Les réactivités CCD ne semblent pas être cliniquement pertinentes en matière d’allergie aux venins d’Hyménoptères.

C’est la principale conclusion de cette étude qui a le mérite de s’intéresser aux CCD dans un domaine où ils posent problème (Rappelons que les recommandations de l’EAACI dans le choix d’un extrait pour une immunothérapie aux venins d’Hyménoptères ne résolvent pas l’embarrassante question des perturbations induites par les CCD…)

Comme le rappelle Henri Malandain, l’abaissement du seuil du CAP à 0,1 kU/l n’a pas que des conséquences positives : Dans l’étude Guerti K, Bridts CH, Stevens WJ, Ebo DG. Wasp venom-specific IgE : towards a new decision threshold ? J Investig Allergol Clin Immunol 2008 ;18:321-323, il a été trouvé 8 sujets avec CAP abeille et 10 sujets avec CAP guêpe Vespula entre 0,1 et 0,35 kU/l parmi les 12 contrôles (atopiques).

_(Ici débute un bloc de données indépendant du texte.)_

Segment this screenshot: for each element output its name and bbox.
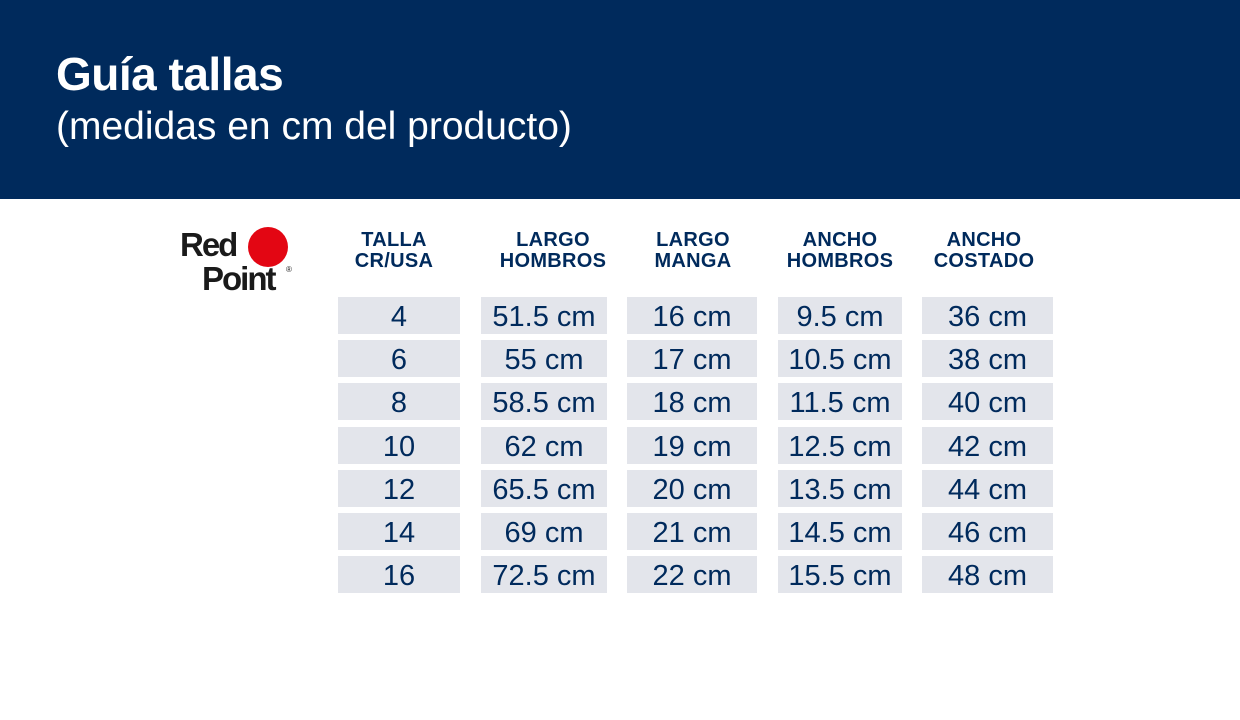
table-cell: 10.5 cm [778, 340, 902, 377]
table-cell: 16 cm [627, 297, 757, 334]
table-cell: 22 cm [627, 556, 757, 593]
table-cell: 55 cm [481, 340, 607, 377]
page-title: Guía tallas [56, 48, 284, 100]
header-banner: Guía tallas (medidas en cm del producto) [0, 0, 1240, 199]
column-header-line2: MANGA [654, 250, 732, 272]
column-header: ANCHO HOMBROS [760, 230, 920, 272]
table-cell: 18 cm [627, 383, 757, 420]
table-cell: 16 [338, 556, 460, 593]
column-header: LARGO HOMBROS [473, 230, 633, 272]
column-header-line2: HOMBROS [499, 250, 607, 272]
table-cell: 17 cm [627, 340, 757, 377]
table-cell: 44 cm [922, 470, 1053, 507]
table-cell: 15.5 cm [778, 556, 902, 593]
table-cell: 58.5 cm [481, 383, 607, 420]
table-cell: 12.5 cm [778, 427, 902, 464]
table-cell: 14 [338, 513, 460, 550]
logo-word-point: Point [202, 260, 276, 297]
table-cell: 19 cm [627, 427, 757, 464]
registered-mark: ® [286, 265, 292, 274]
column-header-line2: CR/USA [354, 250, 434, 272]
table-cell: 6 [338, 340, 460, 377]
table-cell: 51.5 cm [481, 297, 607, 334]
table-cell: 12 [338, 470, 460, 507]
table-cell: 38 cm [922, 340, 1053, 377]
red-point-logo: Red Point ® [180, 222, 300, 302]
table-cell: 9.5 cm [778, 297, 902, 334]
logo-word-red: Red [180, 226, 238, 263]
column-header-line1: ANCHO [946, 229, 1022, 251]
table-cell: 42 cm [922, 427, 1053, 464]
column-header: ANCHO COSTADO [904, 230, 1064, 272]
column-header: LARGO MANGA [613, 230, 773, 272]
table-cell: 62 cm [481, 427, 607, 464]
logo-red-dot-icon [248, 227, 288, 267]
table-cell: 13.5 cm [778, 470, 902, 507]
table-cell: 40 cm [922, 383, 1053, 420]
table-cell: 48 cm [922, 556, 1053, 593]
table-cell: 21 cm [627, 513, 757, 550]
column-header-line2: COSTADO [933, 250, 1035, 272]
column-header-line2: HOMBROS [786, 250, 894, 272]
table-cell: 36 cm [922, 297, 1053, 334]
column-header-line1: LARGO [516, 229, 590, 251]
column-header-line1: ANCHO [802, 229, 878, 251]
table-cell: 10 [338, 427, 460, 464]
table-cell: 65.5 cm [481, 470, 607, 507]
column-header-line1: LARGO [656, 229, 730, 251]
page-subtitle: (medidas en cm del producto) [56, 105, 572, 148]
table-cell: 46 cm [922, 513, 1053, 550]
table-cell: 69 cm [481, 513, 607, 550]
column-header: TALLA CR/USA [314, 230, 474, 272]
table-cell: 20 cm [627, 470, 757, 507]
table-cell: 14.5 cm [778, 513, 902, 550]
column-header-line1: TALLA [361, 229, 427, 251]
table-cell: 11.5 cm [778, 383, 902, 420]
table-cell: 4 [338, 297, 460, 334]
table-cell: 8 [338, 383, 460, 420]
table-cell: 72.5 cm [481, 556, 607, 593]
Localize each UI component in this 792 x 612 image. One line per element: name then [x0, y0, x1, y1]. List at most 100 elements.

La réactivité CCD est peut-être plus complexe dans l’allergie aux venins que pour les pollens par exemple, et il est possible que, sans jouer un rôle direct en clinique, ces glycoépitopes participent à l’activation cellulaire…

Au total, il est clair que nous devons progresser dans notre connaissance des mécanismes physiopathologiques en jeu dans l’allergie au venin d’Hyménoptères, tant nous sommes démunis à résoudre de façon satisfaisante les problèmes de double positivité, entre autre…

Les tests d’inhibitions réciproques, dont on attendait beaucoup, sont loin d’être toujours concluant, étant réalisés le plus souvent sans épuisement préalable des IgE-CCD.

Nous renvoyons les lecteurs avides d’en savoir plus à l’excellent article Hyménoptères et CCD d’Henri Malandain sur AllerData

NB : Yellow jacket est un nom « commun » désignant de nombreuses espèces de guêpes du genre Vespula pour certains et également du genre Dolichovespula pour d’autres.